Prepwise came out of Collabsprint, a sprint program that pairs engineers with product designers, product managers, and industry mentors to ship a real product in 8 weeks. I was the fullstack AI engineer on a team of 4: 2 engineers, 1 product manager, and 1 designer, with guidance from mentors at IBM, Amazon, and Bank of America who helped shape the system thinking behind the product. My job was to translate that into a system that felt like sitting across from a senior interviewer instead of staring at a chatbot.
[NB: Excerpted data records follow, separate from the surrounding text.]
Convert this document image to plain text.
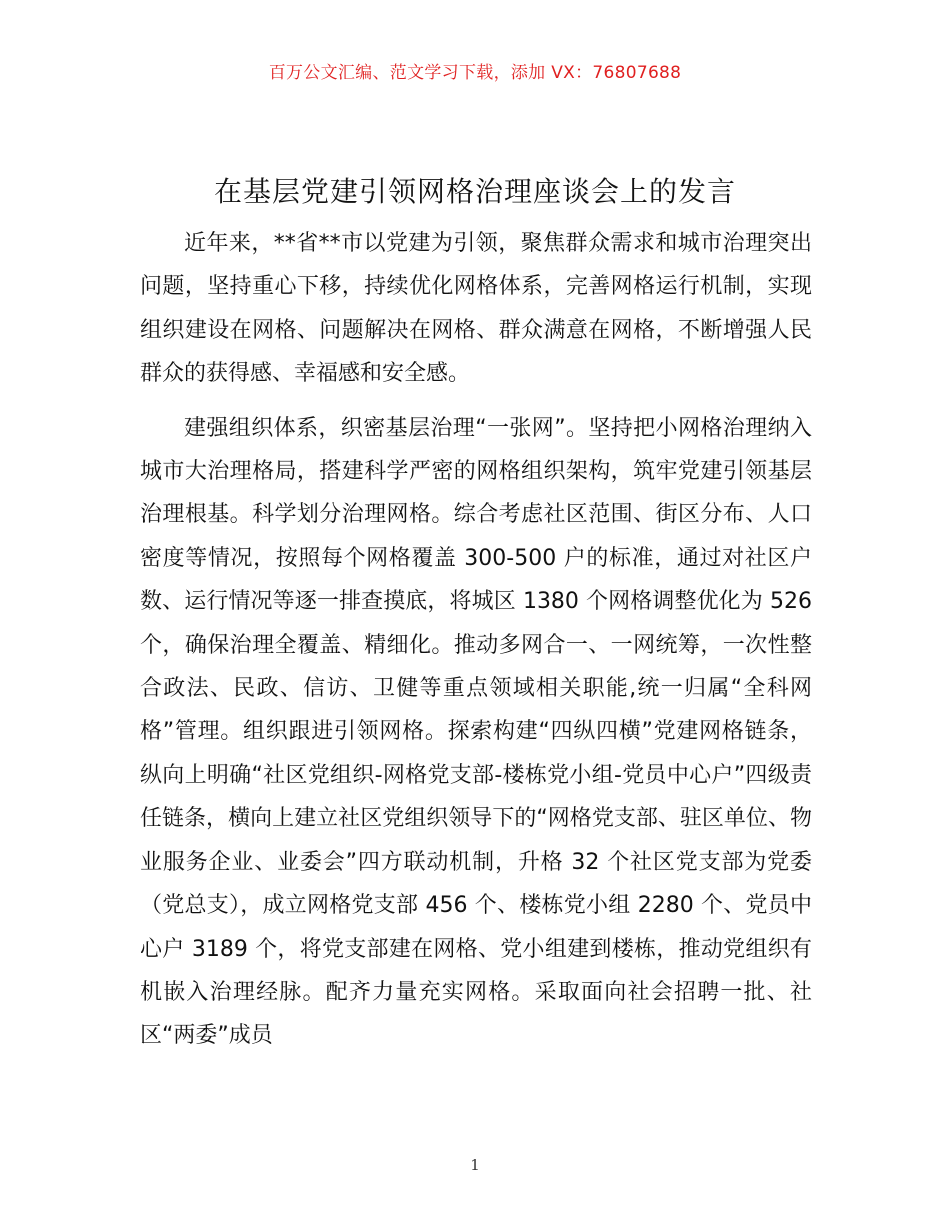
百万公文汇编、范文学习下载，添加 VX：76807688
在基层党建引领网格治理座谈会上的发言

近年来，**省**市以党建为引领，聚焦群众需求和城市治理突出问题，坚持重心下移，持续优化网格体系，完善网格运行机制，实现组织建设在网格、问题解决在网格、群众满意在网格，不断增强人民群众的获得感、幸福感和安全感。

建强组织体系，织密基层治理“一张网”。坚持把小网格治理纳入城市大治理格局，搭建科学严密的网格组织架构，筑牢党建引领基层治理根基。科学划分治理网格。综合考虑社区范围、街区分布、人口密度等情况，按照每个网格覆盖 300-500 户的标准，通过对社区户数、运行情况等逐一排查摸底，将城区 1380 个网格调整优化为 526 个，确保治理全覆盖、精细化。推动多网合一、一网统筹，一次性整合政法、民政、信访、卫健等重点领域相关职能,统一归属“全科网格”管理。组织跟进引领网格。探索构建“四纵四横”党建网格链条，纵向上明确“社区党组织-网格党支部-楼栋党小组-党员中心户”四级责任链条，横向上建立社区党组织领导下的“网格党支部、驻区单位、物业服务企业、业委会”四方联动机制，升格 32 个社区党支部为党委（党总支），成立网格党支部 456 个、楼栋党小组 2280 个、党员中心户 3189 个，将党支部建在网格、党小组建到楼栋，推动党组织有机嵌入治理经脉。配齐力量充实网格。采取面向社会招聘一批、社区“两委”成员

1
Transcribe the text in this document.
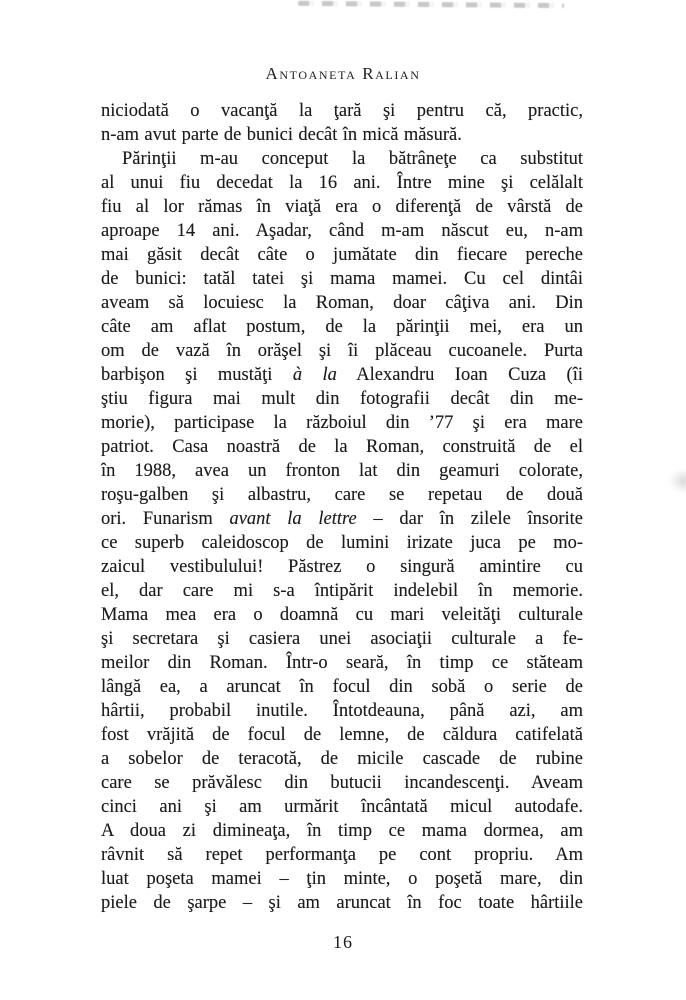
Antoaneta Ralian
niciodată o vacanţă la ţară şi pentru că, practic,
n-am avut parte de bunici decât în mică măsură.
Părinţii m-au conceput la bătrâneţe ca substitut
al unui fiu decedat la 16 ani. Între mine şi celălalt
fiu al lor rămas în viaţă era o diferenţă de vârstă de
aproape 14 ani. Aşadar, când m-am născut eu, n-am
mai găsit decât câte o jumătate din fiecare pereche
de bunici: tatăl tatei şi mama mamei. Cu cel dintâi
aveam să locuiesc la Roman, doar câţiva ani. Din
câte am aflat postum, de la părinţii mei, era un
om de vază în orăşel şi îi plăceau cucoanele. Purta
barbişon şi mustăţi à la Alexandru Ioan Cuza (îi
ştiu figura mai mult din fotografii decât din me-
morie), participase la războiul din ’77 şi era mare
patriot. Casa noastră de la Roman, construită de el
în 1988, avea un fronton lat din geamuri colorate,
roşu-galben şi albastru, care se repetau de două
ori. Funarism avant la lettre – dar în zilele însorite
ce superb caleidoscop de lumini irizate juca pe mo-
zaicul vestibulului! Păstrez o singură amintire cu
el, dar care mi s-a întipărit indelebil în memorie.
Mama mea era o doamnă cu mari veleităţi culturale
şi secretara şi casiera unei asociaţii culturale a fe-
meilor din Roman. Într-o seară, în timp ce stăteam
lângă ea, a aruncat în focul din sobă o serie de
hârtii, probabil inutile. Întotdeauna, până azi, am
fost vrăjită de focul de lemne, de căldura catifelată
a sobelor de teracotă, de micile cascade de rubine
care se prăvălesc din butucii incandescenţi. Aveam
cinci ani şi am urmărit încântată micul autodafe.
A doua zi dimineaţa, în timp ce mama dormea, am
râvnit să repet performanţa pe cont propriu. Am
luat poşeta mamei – ţin minte, o poşetă mare, din
piele de şarpe – şi am aruncat în foc toate hârtiile
16
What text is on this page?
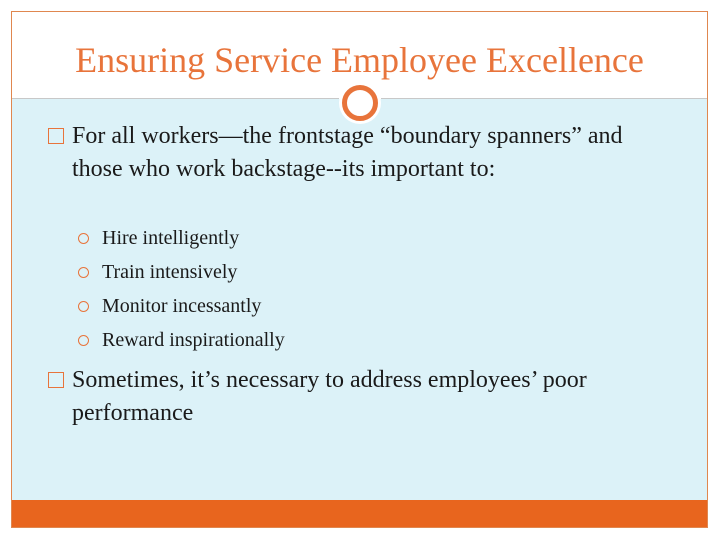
Ensuring Service Employee Excellence
For all workers—the frontstage “boundary spanners” and those who work backstage--its important to:
Hire intelligently
Train intensively
Monitor incessantly
Reward inspirationally
Sometimes, it’s necessary to address employees’ poor performance
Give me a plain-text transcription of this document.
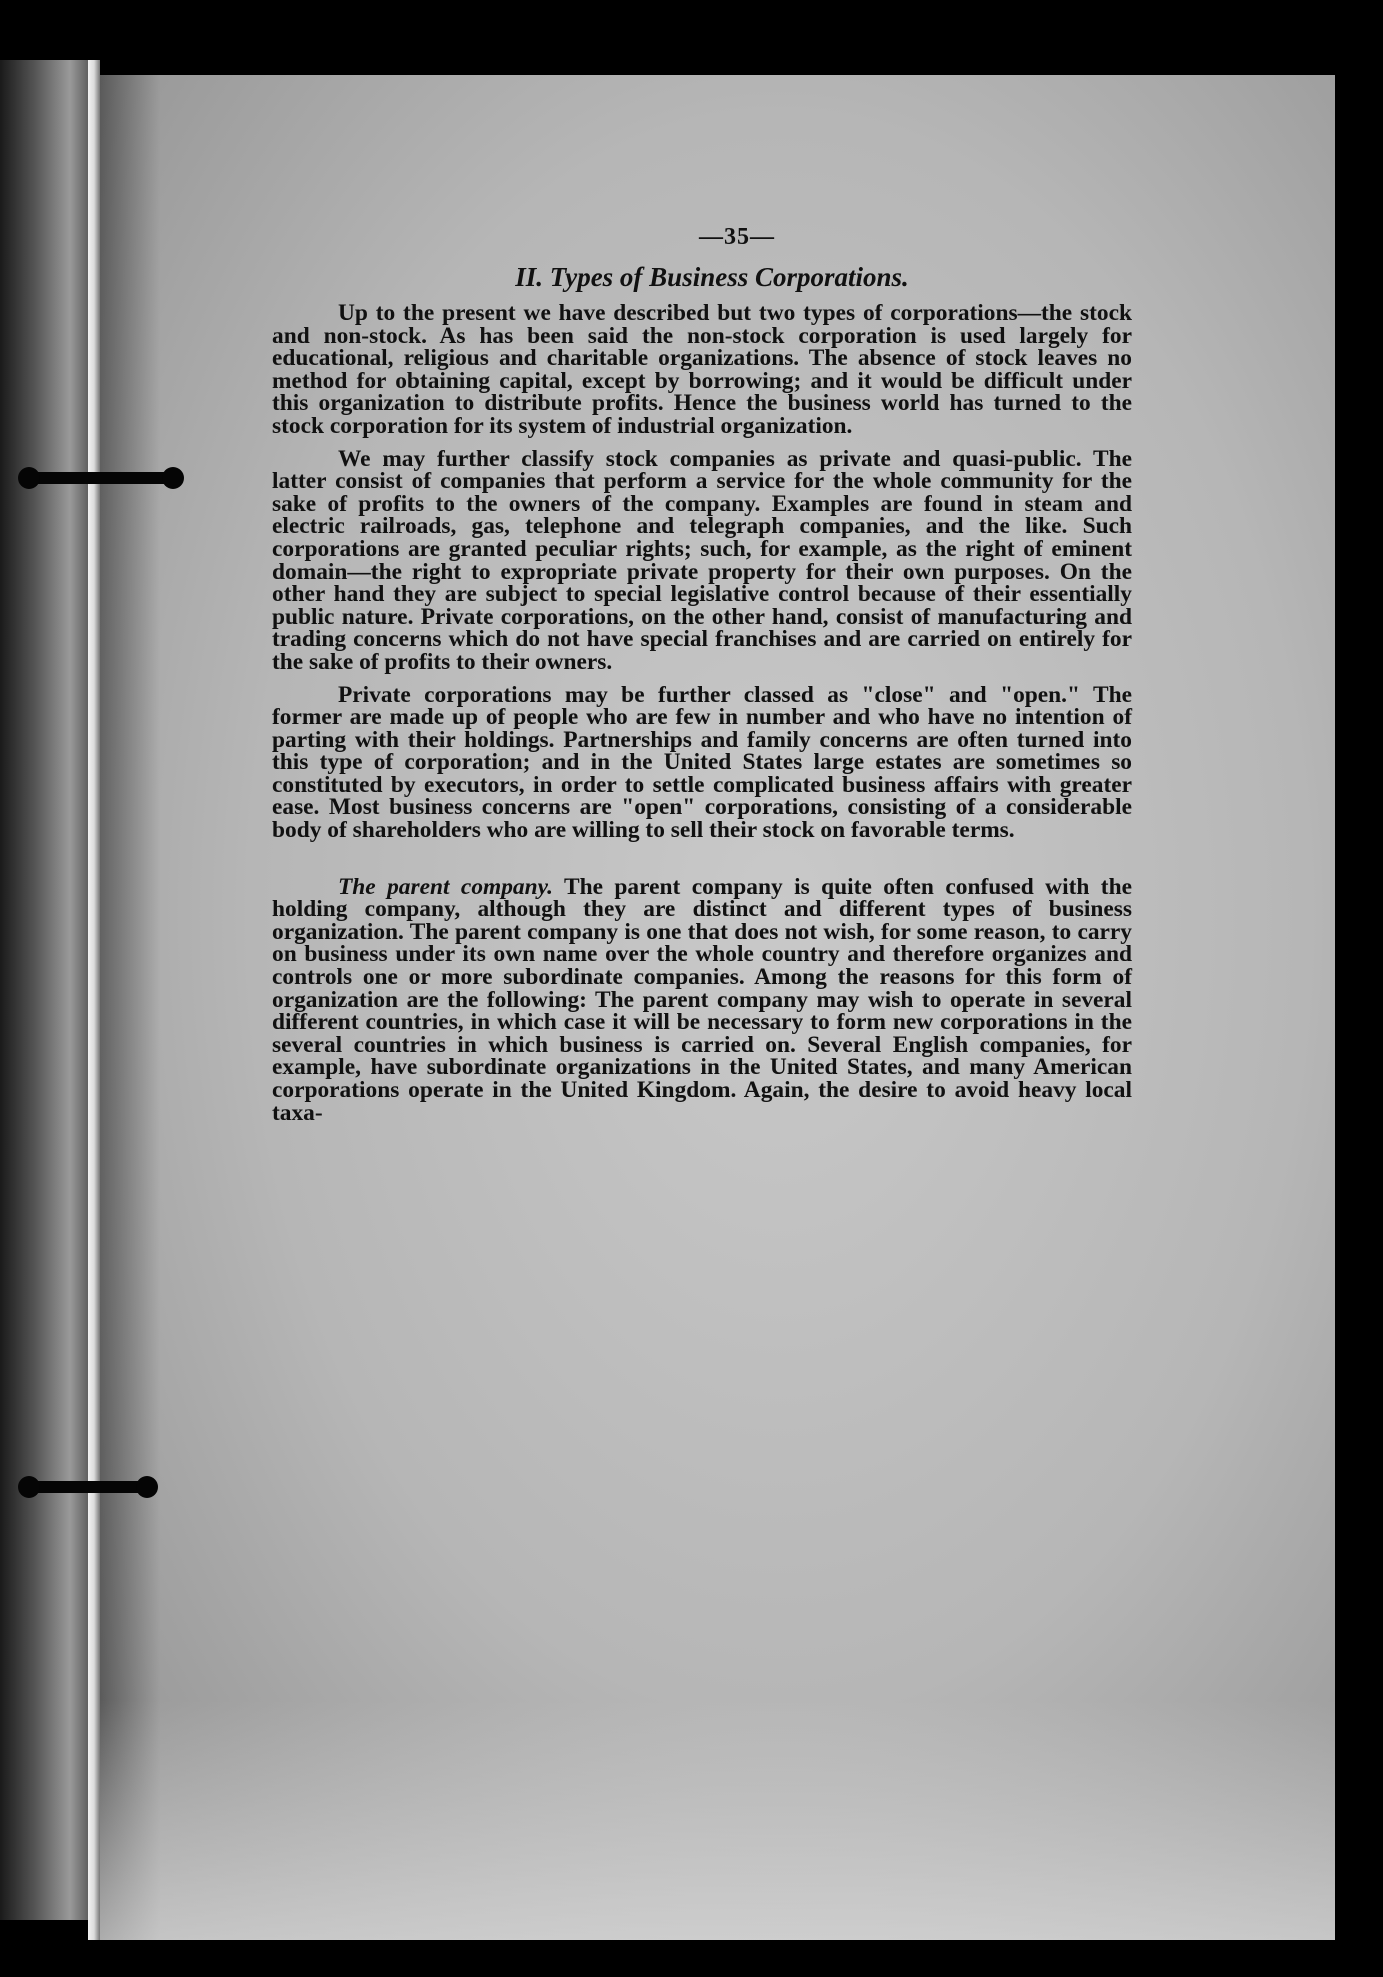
—35—
II. Types of Business Corporations.

Up to the present we have described but two types of corporations—the stock and non-stock. As has been said the non-stock corporation is used largely for educational, religious and charitable organizations. The absence of stock leaves no method for obtaining capital, except by borrowing; and it would be difficult under this organization to distribute profits. Hence the business world has turned to the stock corporation for its system of industrial organization.

We may further classify stock companies as private and quasi-public. The latter consist of companies that perform a service for the whole community for the sake of profits to the owners of the company. Examples are found in steam and electric railroads, gas, telephone and telegraph companies, and the like. Such corporations are granted peculiar rights; such, for example, as the right of eminent domain—the right to expropriate private property for their own purposes. On the other hand they are subject to special legislative control because of their essentially public nature. Private corporations, on the other hand, consist of manufacturing and trading concerns which do not have special franchises and are carried on entirely for the sake of profits to their owners.

Private corporations may be further classed as "close" and "open." The former are made up of people who are few in number and who have no intention of parting with their holdings. Partnerships and family concerns are often turned into this type of corporation; and in the United States large estates are sometimes so constituted by executors, in order to settle complicated business affairs with greater ease. Most business concerns are "open" corporations, consisting of a considerable body of shareholders who are willing to sell their stock on favorable terms.

The parent company. The parent company is quite often confused with the holding company, although they are distinct and different types of business organization. The parent company is one that does not wish, for some reason, to carry on business under its own name over the whole country and therefore organizes and controls one or more subordinate companies. Among the reasons for this form of organization are the following: The parent company may wish to operate in several different countries, in which case it will be necessary to form new corporations in the several countries in which business is carried on. Several English companies, for example, have subordinate organizations in the United States, and many American corporations operate in the United Kingdom. Again, the desire to avoid heavy local taxa-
I owned the full backend (13 REST endpoints), the real-time GPT-to-TTS streaming pipeline, the WebRTC avatar integration, and the evaluation engine. The hardest problem was latency. GPT takes 1–2 seconds to generate feedback, Cartesia Sonic-3 takes another 1–2 seconds to synthesise voice, and a Simli lip-synced avatar needs PCM16 audio at 16kHz in 960-byte chunks over WebRTC. Doing any of that sequentially gave users 3–4 seconds of dead silence. So I built a token-level streaming pipeline: Vercel AI SDK pipes GPT tokens into Cartesia's WebSocket as they generate, Cartesia streams back PCM audio chunks, the browser decodes and plays them via Web Audio API while simultaneously downsampling to 16kHz and feeding them to Simli over WebRTC for real-time lip sync. Time-to-first-audio dropped from 3–4 seconds to ~300–500ms. Every external service has a fallback — if Simli can't connect in 4 seconds, the app degrades to audio-only. If OpenAI is down, a keyword-matching scorer takes over. The app degrades gracefully but never breaks.
Next.js 14 App Router runs the full stack — 13 REST endpoints, React frontend, and Vercel serverless deployment in one codebase. Auth is JWT in HTTP-only cookies verified at the Next.js middleware layer (edge-compatible via jose), with bcrypt-hashed passwords. The real-time feedback pipeline uses Vercel AI SDK's streamText() to pipe GPT-4o-mini tokens into Cartesia's WebSocket as they generate, buffering at ~60 character phrase boundaries before flushing. Cartesia returns base64 PCM16 audio chunks that get enqueued into a ReadableStream and streamed chunked back to the browser. On the client, a downsampler converts 24kHz → 16kHz via linear interpolation and splits the stream into the exact 960-byte chunks Simli's WebRTC channel expects for real-time lip sync. Evaluation uses GPT-4o-mini with Zod schemas enforcing structured output, streamed as NDJSON so the client renders sub-scores progressively. Interview state lives entirely server-side as a strict state machine in MongoDB Atlas — the client is stateless, which prevents cheating and eliminates a whole class of bugs.